Hannah Arendt et Simone Weil : « la Banalité du Mal »

Hannah Arendt et Simone Weil : « la Banalité du Mal »

Image retirée.Deux illustres penseuses étaient mises à l’honneur à l’institut français de Budapest le Jeudi 03 Avril : Simone Weil et Hannah Arendt. La française Chantal Delsol (1), célèbre philosophe et fondatrice de l’institut Hannah Arendt, se chargeait de cette audacieuse mais pertinente analogie.

Ces deux femmes Juives, très différentes l’une de l’autre, ont été témoin de l’infinie souffrance qui a affligé le XXe siècle. Chacune a approfondi sa réflexion pour tenter d’expliquer l’inexplicable.

Simone Weil (1909-1943), emportée par la tuberculose à tout juste 34 ans était une métaphysicienne. Elle est toujours apparue comme un être surnaturel, mystique, intemporel et immensément éclairé. Ses travaux et ses réflexions ont été publiés à titre posthume, notamment par Albert Camus qui voyait en elle une lumière et une vertigineuse lucidité.

Hannah Arendt (1906-1975), quant à elle, était une fille moderne, engagée dans son temps. Politologue de renom, elle est à l’origine d’œuvres majeures de la pensée politique comme Les Origines du totalitarisme (1951) ainsi que Condition de l’homme moderne (1958).

« Cessons d’être manichéens »

Il n’y a pas le bien ou le mal mais le bien et le mal. C’est ce qu’explique Chantal Delsol dès le début de la conférence. Sur ce sujet, elle préfère éviter toute sorte de manichéisme qui pourrait porter atteinte à un jugement de la condition de l’homme.

Pour Hannah Arendt, le Mal absolu n’est pas originel, il n’est pas présent dès le départ, il s’inscrit alors dans l’histoire. L’absolu dont elle parle se glisse dans le mal métaphysique du nazisme qu’elle décrit comme « l’apparition d’un mal radical inconnu de nous auparavant ».

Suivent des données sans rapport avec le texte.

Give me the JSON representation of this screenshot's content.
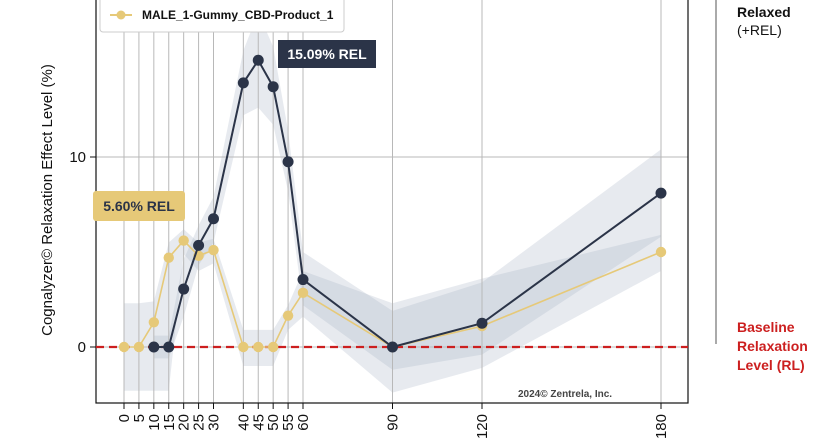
{
  "chart_data": {
    "type": "line",
    "ylabel": "Cognalyzer© Relaxation Effect Level (%)",
    "x": [
      0,
      5,
      10,
      15,
      20,
      25,
      30,
      40,
      45,
      50,
      55,
      60,
      90,
      120,
      180
    ],
    "x_tick_labels": [
      "0",
      "5",
      "10",
      "15",
      "20",
      "25",
      "30",
      "40",
      "45",
      "50",
      "55",
      "60",
      "90",
      "120",
      "180"
    ],
    "y_ticks": [
      0,
      10
    ],
    "ylim": [
      -3.5,
      18
    ],
    "grid": true,
    "legend_placement": "top-left",
    "series": [
      {
        "name": "",
        "color": "#2b3448",
        "values": [
          null,
          null,
          0.0,
          0.0,
          3.05,
          5.35,
          6.75,
          13.9,
          15.09,
          13.7,
          9.75,
          3.55,
          0.0,
          1.25,
          8.1
        ],
        "band_upper": [
          null,
          null,
          0.6,
          0.6,
          4.6,
          6.4,
          7.9,
          15.6,
          17.6,
          15.8,
          11.4,
          5.0,
          1.9,
          3.4,
          10.4
        ],
        "band_lower": [
          null,
          null,
          -0.6,
          -0.6,
          1.6,
          4.3,
          5.5,
          12.2,
          12.6,
          11.7,
          8.2,
          2.2,
          -1.2,
          -0.4,
          5.8
        ]
      },
      {
        "name": "MALE_1-Gummy_CBD-Product_1",
        "color": "#e6c978",
        "values": [
          0.0,
          0.0,
          1.3,
          4.7,
          5.6,
          4.8,
          5.1,
          0.0,
          0.0,
          0.0,
          1.65,
          2.85,
          0.0,
          1.1,
          5.0
        ],
        "band_upper": [
          2.3,
          2.3,
          2.4,
          5.5,
          6.2,
          5.5,
          5.7,
          0.9,
          0.9,
          0.9,
          2.2,
          4.0,
          2.3,
          3.6,
          5.9
        ],
        "band_lower": [
          -2.3,
          -2.3,
          -2.3,
          -2.3,
          4.9,
          4.0,
          4.4,
          -1.0,
          -1.0,
          -1.0,
          0.9,
          1.6,
          -2.4,
          -1.1,
          4.0
        ]
      }
    ],
    "baseline": {
      "value": 0,
      "color": "#cc1f1f"
    },
    "annotations": [
      {
        "text": "15.09% REL",
        "style": "dark"
      },
      {
        "text": "5.60% REL",
        "style": "gold"
      }
    ],
    "side_labels": {
      "top_line1": "Relaxed",
      "top_line2": "(+REL)",
      "bottom_line1": "Baseline",
      "bottom_line2": "Relaxation",
      "bottom_line3": "Level (RL)"
    },
    "credit": "2024© Zentrela, Inc."
  }
}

Pour Simone Weil, ce Mal existe partout dans la condition humaine et ne peut à ce titre être inclus dans l’histoire. Elle préfère parler de malheur car le mal s’apparente à un mystère ; il n’y a pas de pourquoi au mal, il n’a pas de représentation exclusive. « Le mal est dans le monde aussitôt que l’homme prend connaissance de celui-ci ». Simone Weil parle d’un mal qui serait anthropologique, qui est dans l’homme et qui se réveille lorsque les circonstances l’animent. Le philosophe espagnol José Ortega y Gasset écrivait d’ailleurs “je suis moi et mes circonstances”.

Image retirée.Du mal absolu au mal extrême

Le procès d’Adolf Eichmann en 1961 et 1962 à Jérusalem a certainement influencé la pensée de Hannah Arendt. Elle est très surprise par « l’inquiétante normalité » de l’homme qui contraste avec l’horreur des crimes qu’il a commis. Dans différents articles publiés dans The New Yorker et plus tard dans son livre Eichmann à Jérusalem : rapport sur la banalité du mal (1963), elle explique que l’homme arrive à se détacher de sa propre pensée et de ses actes et ainsi à ne plus distinguer le bien du mal. Ce haut dignitaire nazi est devenu incapable d’établir un jugement moral. Même si la loyauté pour ces hommes est la seule vertu importante, l’obéissance mécanique aux ordres ne constitue pas une excuse. L’expression « banalité du mal », souvent controversée a valu à Arendt de nombreuses accusations de complaisances à l’égard du régime Nazi. Pourtant cette notion ne cherche aucunement à minimiser les horreurs, mais bien à entreprendre le mal comme caractéristique inhérente de l’humain. Hannah Arendt souligne que c’est lui-même qui a décidé d’arrêter de penser, c’est un choix personnel, pour lequel il reste coupable de ses actes. Du mal absolu, elle préfère alors le mal extrême qui traduit désormais mieux sa pensée. Chantal Delsol rappelle d’ailleurs que « la banalité ne veut pas dire insignifiance ».

Hannah Arendt et Simone Weil sont deux philosophes qui semblent avoir observé une époque à travers une fenêtre, s’être mis en retrait de l’humanité. Comme si méditer sur la condition humaine était finalement le meilleur moyen de s’en affranchir.

Vincent Faure et Hugo Cellalier

(1) : Chantal Delsol, élève de Julien Freund  fut professeur de philosophie politique à l’Université Marne la Vallée de 1990 à 2015. Elle est également membre de l’Institut de France (Académie des sciences morales et politiques). Elle a écrit de nombreux ouvrages traduits dans une quinzaine de langues.